I truly miss him and our really good memories. But I know it is not good for us to be together. Not because it was toxic or that we were bad together. I think it really was just our different paths in life, our thoughts on the future and how we each wanted it to play out, and the fact that I just couldn’t be around him and his friends. These all started to create gaps in our connection and I tried desperately to hold on to it.
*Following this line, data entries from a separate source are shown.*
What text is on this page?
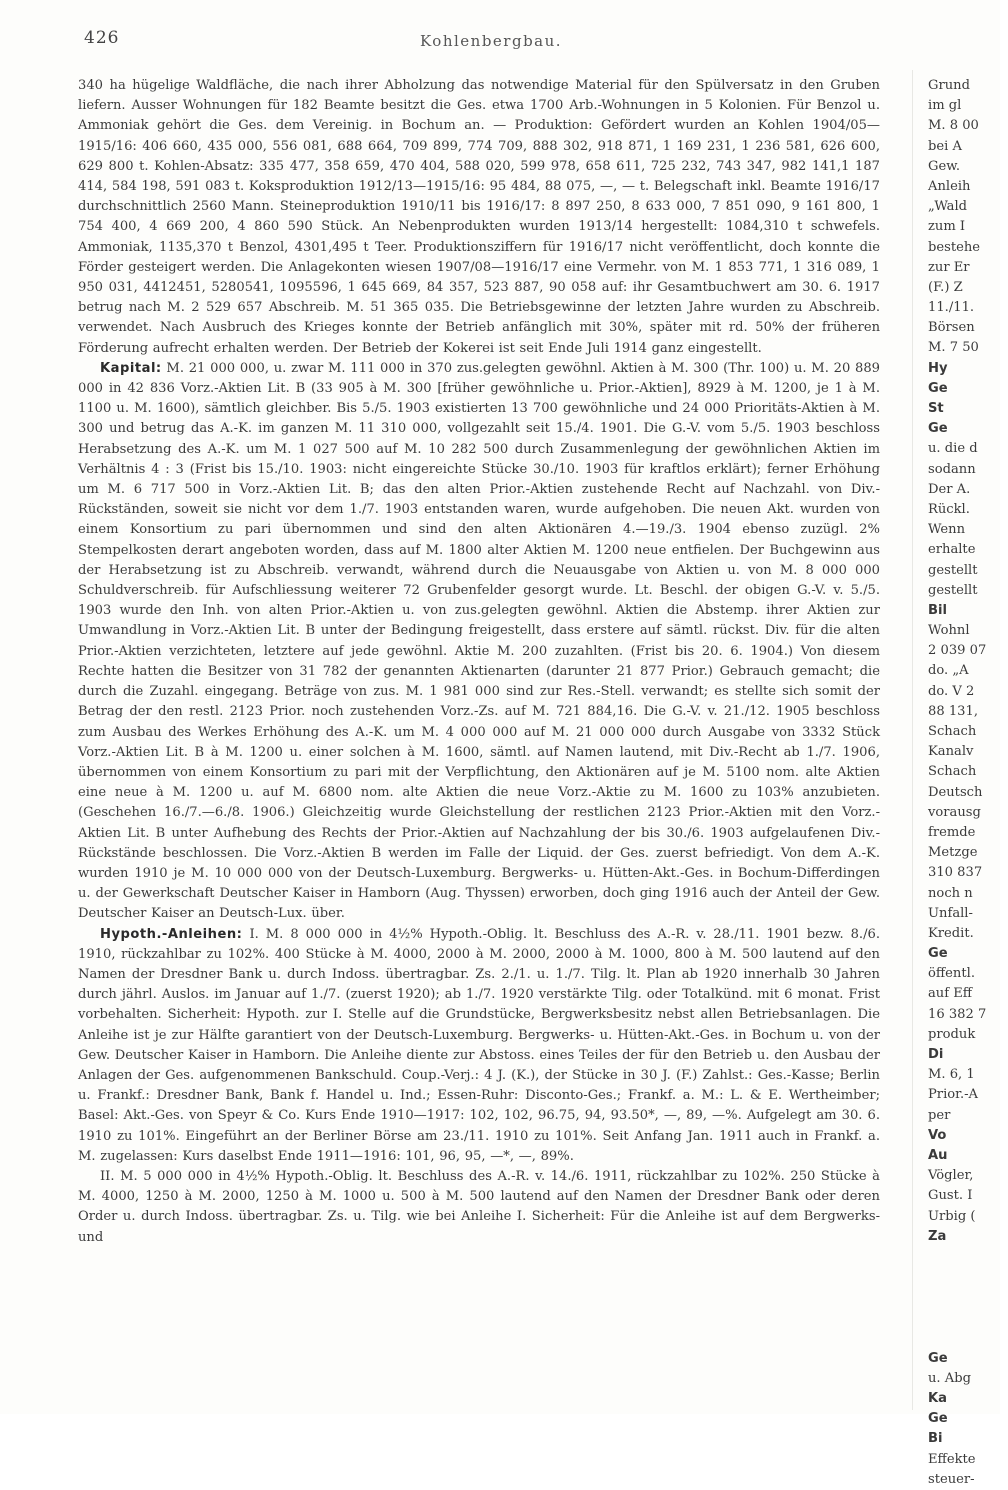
426	Kohlenbergbau.

340 ha hügelige Waldfläche, die nach ihrer Abholzung das notwendige Material für den Spülversatz in den Gruben liefern. Ausser Wohnungen für 182 Beamte besitzt die Ges. etwa 1700 Arb.-Wohnungen in 5 Kolonien. Für Benzol u. Ammoniak gehört die Ges. dem Vereinig. in Bochum an. — Produktion: Gefördert wurden an Kohlen 1904/05—1915/16: 406 660, 435 000, 556 081, 688 664, 709 899, 774 709, 888 302, 918 871, 1 169 231, 1 236 581, 626 600, 629 800 t. Kohlen-Absatz: 335 477, 358 659, 470 404, 588 020, 599 978, 658 611, 725 232, 743 347, 982 141,1 187 414, 584 198, 591 083 t. Koksproduktion 1912/13—1915/16: 95 484, 88 075, —, — t. Belegschaft inkl. Beamte 1916/17 durchschnittlich 2560 Mann. Steineproduktion 1910/11 bis 1916/17: 8 897 250, 8 633 000, 7 851 090, 9 161 800, 1 754 400, 4 669 200, 4 860 590 Stück. An Nebenprodukten wurden 1913/14 hergestellt: 1084,310 t schwefels. Ammoniak, 1135,370 t Benzol, 4301,495 t Teer. Produktionsziffern für 1916/17 nicht veröffentlicht, doch konnte die Förder gesteigert werden. Die Anlagekonten wiesen 1907/08—1916/17 eine Vermehr. von M. 1 853 771, 1 316 089, 1 950 031, 4412451, 5280541, 1095596, 1 645 669, 84 357, 523 887, 90 058 auf: ihr Gesamtbuchwert am 30. 6. 1917 betrug nach M. 2 529 657 Abschreib. M. 51 365 035. Die Betriebsgewinne der letzten Jahre wurden zu Abschreib. verwendet. Nach Ausbruch des Krieges konnte der Betrieb anfänglich mit 30%, später mit rd. 50% der früheren Förderung aufrecht erhalten werden. Der Betrieb der Kokerei ist seit Ende Juli 1914 ganz eingestellt.

Kapital: M. 21 000 000, u. zwar M. 111 000 in 370 zus.gelegten gewöhnl. Aktien à M. 300 (Thr. 100) u. M. 20 889 000 in 42 836 Vorz.-Aktien Lit. B (33 905 à M. 300 [früher gewöhnliche u. Prior.-Aktien], 8929 à M. 1200, je 1 à M. 1100 u. M. 1600), sämtlich gleichber. Bis 5./5. 1903 existierten 13 700 gewöhnliche und 24 000 Prioritäts-Aktien à M. 300 und betrug das A.-K. im ganzen M. 11 310 000, vollgezahlt seit 15./4. 1901. Die G.-V. vom 5./5. 1903 beschloss Herabsetzung des A.-K. um M. 1 027 500 auf M. 10 282 500 durch Zusammenlegung der gewöhnlichen Aktien im Verhältnis 4 : 3 (Frist bis 15./10. 1903: nicht eingereichte Stücke 30./10. 1903 für kraftlos erklärt); ferner Erhöhung um M. 6 717 500 in Vorz.-Aktien Lit. B; das den alten Prior.-Aktien zustehende Recht auf Nachzahl. von Div.-Rückständen, soweit sie nicht vor dem 1./7. 1903 entstanden waren, wurde aufgehoben. Die neuen Akt. wurden von einem Konsortium zu pari übernommen und sind den alten Aktionären 4.—19./3. 1904 ebenso zuzügl. 2% Stempelkosten derart angeboten worden, dass auf M. 1800 alter Aktien M. 1200 neue entfielen. Der Buchgewinn aus der Herabsetzung ist zu Abschreib. verwandt, während durch die Neuausgabe von Aktien u. von M. 8 000 000 Schuldverschreib. für Aufschliessung weiterer 72 Grubenfelder gesorgt wurde. Lt. Beschl. der obigen G.-V. v. 5./5. 1903 wurde den Inh. von alten Prior.-Aktien u. von zus.gelegten gewöhnl. Aktien die Abstemp. ihrer Aktien zur Umwandlung in Vorz.-Aktien Lit. B unter der Bedingung freigestellt, dass erstere auf sämtl. rückst. Div. für die alten Prior.-Aktien verzichteten, letztere auf jede gewöhnl. Aktie M. 200 zuzahlten. (Frist bis 20. 6. 1904.) Von diesem Rechte hatten die Besitzer von 31 782 der genannten Aktienarten (darunter 21 877 Prior.) Gebrauch gemacht; die durch die Zuzahl. eingegang. Beträge von zus. M. 1 981 000 sind zur Res.-Stell. verwandt; es stellte sich somit der Betrag der den restl. 2123 Prior. noch zustehenden Vorz.-Zs. auf M. 721 884,16. Die G.-V. v. 21./12. 1905 beschloss zum Ausbau des Werkes Erhöhung des A.-K. um M. 4 000 000 auf M. 21 000 000 durch Ausgabe von 3332 Stück Vorz.-Aktien Lit. B à M. 1200 u. einer solchen à M. 1600, sämtl. auf Namen lautend, mit Div.-Recht ab 1./7. 1906, übernommen von einem Konsortium zu pari mit der Verpflichtung, den Aktionären auf je M. 5100 nom. alte Aktien eine neue à M. 1200 u. auf M. 6800 nom. alte Aktien die neue Vorz.-Aktie zu M. 1600 zu 103% anzubieten. (Geschehen 16./7.—6./8. 1906.) Gleichzeitig wurde Gleichstellung der restlichen 2123 Prior.-Aktien mit den Vorz.-Aktien Lit. B unter Aufhebung des Rechts der Prior.-Aktien auf Nachzahlung der bis 30./6. 1903 aufgelaufenen Div.-Rückstände beschlossen. Die Vorz.-Aktien B werden im Falle der Liquid. der Ges. zuerst befriedigt. Von dem A.-K. wurden 1910 je M. 10 000 000 von der Deutsch-Luxemburg. Bergwerks- u. Hütten-Akt.-Ges. in Bochum-Differdingen u. der Gewerkschaft Deutscher Kaiser in Hamborn (Aug. Thyssen) erworben, doch ging 1916 auch der Anteil der Gew. Deutscher Kaiser an Deutsch-Lux. über.

Hypoth.-Anleihen: I. M. 8 000 000 in 4½% Hypoth.-Oblig. lt. Beschluss des A.-R. v. 28./11. 1901 bezw. 8./6. 1910, rückzahlbar zu 102%. 400 Stücke à M. 4000, 2000 à M. 2000, 2000 à M. 1000, 800 à M. 500 lautend auf den Namen der Dresdner Bank u. durch Indoss. übertragbar. Zs. 2./1. u. 1./7. Tilg. lt. Plan ab 1920 innerhalb 30 Jahren durch jährl. Auslos. im Januar auf 1./7. (zuerst 1920); ab 1./7. 1920 verstärkte Tilg. oder Totalkünd. mit 6 monat. Frist vorbehalten. Sicherheit: Hypoth. zur I. Stelle auf die Grundstücke, Bergwerksbesitz nebst allen Betriebsanlagen. Die Anleihe ist je zur Hälfte garantiert von der Deutsch-Luxemburg. Bergwerks- u. Hütten-Akt.-Ges. in Bochum u. von der Gew. Deutscher Kaiser in Hamborn. Die Anleihe diente zur Abstoss. eines Teiles der für den Betrieb u. den Ausbau der Anlagen der Ges. aufgenommenen Bankschuld. Coup.-Verj.: 4 J. (K.), der Stücke in 30 J. (F.) Zahlst.: Ges.-Kasse; Berlin u. Frankf.: Dresdner Bank, Bank f. Handel u. Ind.; Essen-Ruhr: Disconto-Ges.; Frankf. a. M.: L. & E. Wertheimber; Basel: Akt.-Ges. von Speyr & Co. Kurs Ende 1910—1917: 102, 102, 96.75, 94, 93.50*, —, 89, —%. Aufgelegt am 30. 6. 1910 zu 101%. Eingeführt an der Berliner Börse am 23./11. 1910 zu 101%. Seit Anfang Jan. 1911 auch in Frankf. a. M. zugelassen: Kurs daselbst Ende 1911—1916: 101, 96, 95, —*, —, 89%.

II. M. 5 000 000 in 4½% Hypoth.-Oblig. lt. Beschluss des A.-R. v. 14./6. 1911, rückzahlbar zu 102%. 250 Stücke à M. 4000, 1250 à M. 2000, 1250 à M. 1000 u. 500 à M. 500 lautend auf den Namen der Dresdner Bank oder deren Order u. durch Indoss. übertragbar. Zs. u. Tilg. wie bei Anleihe I. Sicherheit: Für die Anleihe ist auf dem Bergwerks- und

Grund
im gl
M. 8 00
bei A
Gew.
Anleih
„Wald
zum I
bestehe
zur Er
(F.) Z
11./11.
Börsen
M. 7 50
Hy
Ge
St
Ge
u. die d
sodann
Der A.
Rückl.
Wenn
erhalte
gestellt
gestellt
Bil
Wohnl
2 039 07
do. „A
do. V 2
88 131,
Schach
Kanalv
Schach
Deutsch
vorausg
fremde
Metzge
310 837
noch n
Unfall-
Kredit.
Ge
öffentl.
auf Eff
16 382 7
produk
Di
M. 6, 1
Prior.-A
per
Vo
Au
Vögler,
Gust. I
Urbig (
Za
Ge
u. Abg
Ka
Ge
Bi
Effekte
steuer-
But he just changed into a guy I don’t even know anymore.
August 12, 2017 at 5:57 am #163582AnonymousGuestDear Alexandria:
You wrote that “he would say he would call and didn’t, he would make plans and bail, tell me he would apply for jobs and didn’t”- you learned this about him, over time, that he didn’t keep his word, didn’t stick to his plans, didn’t do what he said he was going to do. Understandably, as a person who keeps her word, you want a partner who keeps his.
You wrote earlier: “my next relationship I want to find a man that I don’t want to ‘fix’ or ‘change’”-
The man in your next relationship has to be a man who does keep his word, stick to his plans, do what he said he was going to do. I bet this is going to be something you will be paying attention to, make sure of it.
anita
August 14, 2017 at 10:44 am #163922AlexandriaParticipantThanks for listening Anita.